Here’s a minimal working openclaw.json:

{
  "models": {
    "mode": "merge",
    "providers": {
      "nvidia-nim": {
        "baseUrl": "https://integrate.api.nvidia.com/v1",
        "apiKey": "${NVIDIA_API_KEY}",
        "api": "openai-completions",
        "models": [
          {
            "id": "moonshotai/kimi-k2.5",
            "name": "Kimi K2.5 (NVIDIA NIM)",
            "reasoning": false,
            "input": ["text"],
            "cost": {
              "input": 0,
              "output": 0,
              "cacheRead": 0,
              "cacheWrite": 0
            },
            "contextWindow": 200000,
            "maxTokens": 8192
          }
        ]
      }
    }
  },
  "agents": {
    "defaults": {
      "model": {
        "primary": "kimi",
        "fallbacks": [
          "openrouter/minimax/minimax-m2.5"
        ]
      },
      "models": {
        "nvidia-nim/moonshotai/kimi-k2.5": {
          "alias": "kimi"
        }
      },
      "maxConcurrent": 4,
      "subagents": {
        "maxConcurrent": 8
      }
    }
  },
  "commands": {
    "native": "auto",
    "nativeSkills": "auto"
  },
  "gateway": {
    "mode": "local",
    "auth": {
      "mode": "token",
      "token": "YOUR-GATEWAY-TOKEN"
    }
  }
}

Troubleshooting

Missing env var “NVIDIA_API_KEY”

The systemd service can’t see the variable. Fix:

systemctl --user set-environment NVIDIA_API_KEY="nvapi-YOUR-KEY"
systemctl --user restart openclaw-gateway

Agent is slow (>30s to respond)

That’s the free tier. NVIDIA NIM can be sluggish. If it’s too painful, swap the priority, put OpenRouter as primary and keep NVIDIA as fallback:

"model": {
  "primary": "openrouter/minimax/minimax-m2.5",
  "fallbacks": ["kimi"]
}

Rate limit (40 RPM)

If you’re running multiple agents in parallel, you’ll hit the NVIDIA rate limit fast. The fallbacks handle it automatically. Nothing to do.

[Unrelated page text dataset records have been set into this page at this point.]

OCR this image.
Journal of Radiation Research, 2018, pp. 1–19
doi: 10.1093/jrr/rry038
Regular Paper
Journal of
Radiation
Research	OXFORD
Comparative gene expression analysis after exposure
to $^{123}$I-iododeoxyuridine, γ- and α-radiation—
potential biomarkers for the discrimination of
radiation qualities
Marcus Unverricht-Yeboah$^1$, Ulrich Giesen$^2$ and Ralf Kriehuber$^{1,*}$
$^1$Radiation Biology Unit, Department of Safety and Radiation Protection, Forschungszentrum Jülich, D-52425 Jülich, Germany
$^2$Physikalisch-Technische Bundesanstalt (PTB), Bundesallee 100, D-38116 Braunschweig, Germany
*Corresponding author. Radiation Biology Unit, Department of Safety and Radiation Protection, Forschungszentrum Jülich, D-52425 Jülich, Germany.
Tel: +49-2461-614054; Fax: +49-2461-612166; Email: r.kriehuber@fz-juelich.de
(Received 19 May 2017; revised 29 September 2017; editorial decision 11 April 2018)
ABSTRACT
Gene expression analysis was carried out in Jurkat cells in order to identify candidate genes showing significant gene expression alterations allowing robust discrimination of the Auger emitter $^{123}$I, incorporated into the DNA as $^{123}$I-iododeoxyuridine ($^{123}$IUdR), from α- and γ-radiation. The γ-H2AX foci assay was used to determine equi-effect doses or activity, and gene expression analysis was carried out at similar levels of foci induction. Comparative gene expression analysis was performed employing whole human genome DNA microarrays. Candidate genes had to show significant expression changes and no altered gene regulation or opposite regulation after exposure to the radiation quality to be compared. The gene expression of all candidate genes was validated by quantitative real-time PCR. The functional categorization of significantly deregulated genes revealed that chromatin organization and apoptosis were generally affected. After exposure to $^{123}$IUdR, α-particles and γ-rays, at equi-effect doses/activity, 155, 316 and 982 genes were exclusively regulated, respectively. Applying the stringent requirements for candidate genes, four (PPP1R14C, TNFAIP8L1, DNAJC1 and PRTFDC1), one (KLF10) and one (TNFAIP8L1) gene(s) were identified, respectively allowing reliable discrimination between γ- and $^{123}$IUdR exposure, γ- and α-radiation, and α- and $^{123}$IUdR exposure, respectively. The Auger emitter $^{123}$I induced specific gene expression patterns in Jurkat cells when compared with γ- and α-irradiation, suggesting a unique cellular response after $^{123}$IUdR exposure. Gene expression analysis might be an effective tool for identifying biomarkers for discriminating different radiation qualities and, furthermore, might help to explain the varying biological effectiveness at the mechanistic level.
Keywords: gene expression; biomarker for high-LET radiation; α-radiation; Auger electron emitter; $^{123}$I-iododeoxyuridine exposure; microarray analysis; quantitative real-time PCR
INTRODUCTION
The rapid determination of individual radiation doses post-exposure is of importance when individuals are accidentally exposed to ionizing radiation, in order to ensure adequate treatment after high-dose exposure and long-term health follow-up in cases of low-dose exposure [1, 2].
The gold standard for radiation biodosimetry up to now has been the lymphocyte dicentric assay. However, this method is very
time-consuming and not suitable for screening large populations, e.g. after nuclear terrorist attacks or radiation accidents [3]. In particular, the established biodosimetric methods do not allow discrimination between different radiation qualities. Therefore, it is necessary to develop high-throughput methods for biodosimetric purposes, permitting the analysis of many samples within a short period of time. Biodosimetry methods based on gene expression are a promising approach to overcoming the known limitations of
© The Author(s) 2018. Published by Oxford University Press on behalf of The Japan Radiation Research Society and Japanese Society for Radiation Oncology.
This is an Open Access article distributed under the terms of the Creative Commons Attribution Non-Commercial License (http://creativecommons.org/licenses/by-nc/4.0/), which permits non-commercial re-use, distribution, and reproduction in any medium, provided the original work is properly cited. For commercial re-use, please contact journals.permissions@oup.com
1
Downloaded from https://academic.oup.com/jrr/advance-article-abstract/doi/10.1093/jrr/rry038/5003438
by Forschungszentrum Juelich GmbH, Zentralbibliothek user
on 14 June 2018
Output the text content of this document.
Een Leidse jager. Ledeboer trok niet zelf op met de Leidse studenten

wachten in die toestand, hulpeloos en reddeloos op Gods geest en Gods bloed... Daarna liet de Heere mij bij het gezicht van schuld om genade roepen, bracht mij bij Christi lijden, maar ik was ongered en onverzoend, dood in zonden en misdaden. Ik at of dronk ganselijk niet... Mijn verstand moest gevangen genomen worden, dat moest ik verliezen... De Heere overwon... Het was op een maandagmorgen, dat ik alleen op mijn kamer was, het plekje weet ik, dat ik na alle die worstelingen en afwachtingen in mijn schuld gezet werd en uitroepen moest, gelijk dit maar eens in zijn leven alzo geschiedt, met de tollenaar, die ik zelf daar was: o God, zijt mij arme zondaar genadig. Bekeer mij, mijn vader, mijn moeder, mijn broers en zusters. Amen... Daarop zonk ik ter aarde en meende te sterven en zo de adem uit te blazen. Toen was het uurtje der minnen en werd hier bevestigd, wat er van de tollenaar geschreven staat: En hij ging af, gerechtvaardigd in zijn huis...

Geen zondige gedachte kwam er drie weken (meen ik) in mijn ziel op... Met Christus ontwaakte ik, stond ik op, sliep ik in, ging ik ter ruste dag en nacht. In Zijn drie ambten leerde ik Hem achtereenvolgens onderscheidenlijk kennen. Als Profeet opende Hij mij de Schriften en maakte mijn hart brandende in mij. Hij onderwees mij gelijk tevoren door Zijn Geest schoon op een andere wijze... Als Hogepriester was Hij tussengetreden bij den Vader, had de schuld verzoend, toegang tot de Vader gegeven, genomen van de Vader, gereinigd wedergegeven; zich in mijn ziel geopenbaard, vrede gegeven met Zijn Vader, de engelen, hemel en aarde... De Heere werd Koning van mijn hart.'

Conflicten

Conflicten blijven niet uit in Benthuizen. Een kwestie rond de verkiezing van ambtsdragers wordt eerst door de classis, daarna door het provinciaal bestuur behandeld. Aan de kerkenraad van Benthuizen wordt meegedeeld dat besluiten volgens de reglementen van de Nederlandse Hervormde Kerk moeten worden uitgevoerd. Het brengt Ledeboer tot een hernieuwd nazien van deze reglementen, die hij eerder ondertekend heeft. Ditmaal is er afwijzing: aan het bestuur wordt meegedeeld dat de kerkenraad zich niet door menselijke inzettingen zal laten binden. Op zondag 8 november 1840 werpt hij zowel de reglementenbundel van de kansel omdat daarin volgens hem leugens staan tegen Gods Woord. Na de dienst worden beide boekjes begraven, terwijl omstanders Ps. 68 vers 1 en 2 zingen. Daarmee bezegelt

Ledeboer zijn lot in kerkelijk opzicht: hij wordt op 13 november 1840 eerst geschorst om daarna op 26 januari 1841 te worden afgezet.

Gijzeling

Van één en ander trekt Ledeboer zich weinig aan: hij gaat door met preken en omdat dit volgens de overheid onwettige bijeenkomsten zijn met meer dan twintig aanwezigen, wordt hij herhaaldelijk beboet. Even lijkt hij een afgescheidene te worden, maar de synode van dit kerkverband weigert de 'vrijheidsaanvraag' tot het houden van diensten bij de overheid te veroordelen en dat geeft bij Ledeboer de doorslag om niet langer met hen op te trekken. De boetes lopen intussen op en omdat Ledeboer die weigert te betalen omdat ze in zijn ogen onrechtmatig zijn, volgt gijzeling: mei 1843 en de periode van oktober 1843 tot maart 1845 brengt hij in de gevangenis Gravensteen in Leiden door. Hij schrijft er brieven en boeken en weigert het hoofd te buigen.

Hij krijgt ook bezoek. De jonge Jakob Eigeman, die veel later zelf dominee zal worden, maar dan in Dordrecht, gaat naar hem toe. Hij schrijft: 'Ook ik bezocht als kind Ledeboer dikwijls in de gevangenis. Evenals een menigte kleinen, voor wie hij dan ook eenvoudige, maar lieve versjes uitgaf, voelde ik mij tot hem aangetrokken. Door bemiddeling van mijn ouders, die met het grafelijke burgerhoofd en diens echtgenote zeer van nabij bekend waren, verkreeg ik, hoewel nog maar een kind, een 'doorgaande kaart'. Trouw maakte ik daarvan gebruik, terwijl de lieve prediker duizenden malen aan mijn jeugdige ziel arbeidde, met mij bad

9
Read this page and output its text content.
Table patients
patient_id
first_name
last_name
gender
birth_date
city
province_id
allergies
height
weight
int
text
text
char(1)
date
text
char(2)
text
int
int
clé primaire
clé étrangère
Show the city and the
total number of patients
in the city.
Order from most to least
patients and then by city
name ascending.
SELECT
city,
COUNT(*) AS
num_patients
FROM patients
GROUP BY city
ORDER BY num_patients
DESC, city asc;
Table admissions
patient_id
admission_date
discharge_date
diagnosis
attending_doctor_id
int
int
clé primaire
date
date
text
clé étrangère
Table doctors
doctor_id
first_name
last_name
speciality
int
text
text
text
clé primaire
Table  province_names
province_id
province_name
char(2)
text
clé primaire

An agent uses a different model

If an agent has its own “model.primary” override in the “list” section, it won’t use the default. Remove per-agent model overrides to inherit the global config.

The Honest Take

Setting this up takes about 3 minutes. Kimi K2.5 is genuinely capable, 256K context, strong at code generation, and the price is unbeatable (free).

But here’s the catch: the NVIDIA NIM free tier is slow. We’re talking 30+ seconds per response sometimes. For quick experiments or light usage, it’s great. For anything intensive , multi-agent workflows, iterative coding sessions, the latency kills your productivity.

I personally switched back to OpenRouter after a day. The speed difference is night and day. But I still keep NVIDIA NIM configured as a fallback, free tokens are free tokens.

TL;DR: Set it up, enjoy the free access, but don’t expect production-grade speed on the free tier. Use OpenRouter when you need to move fast.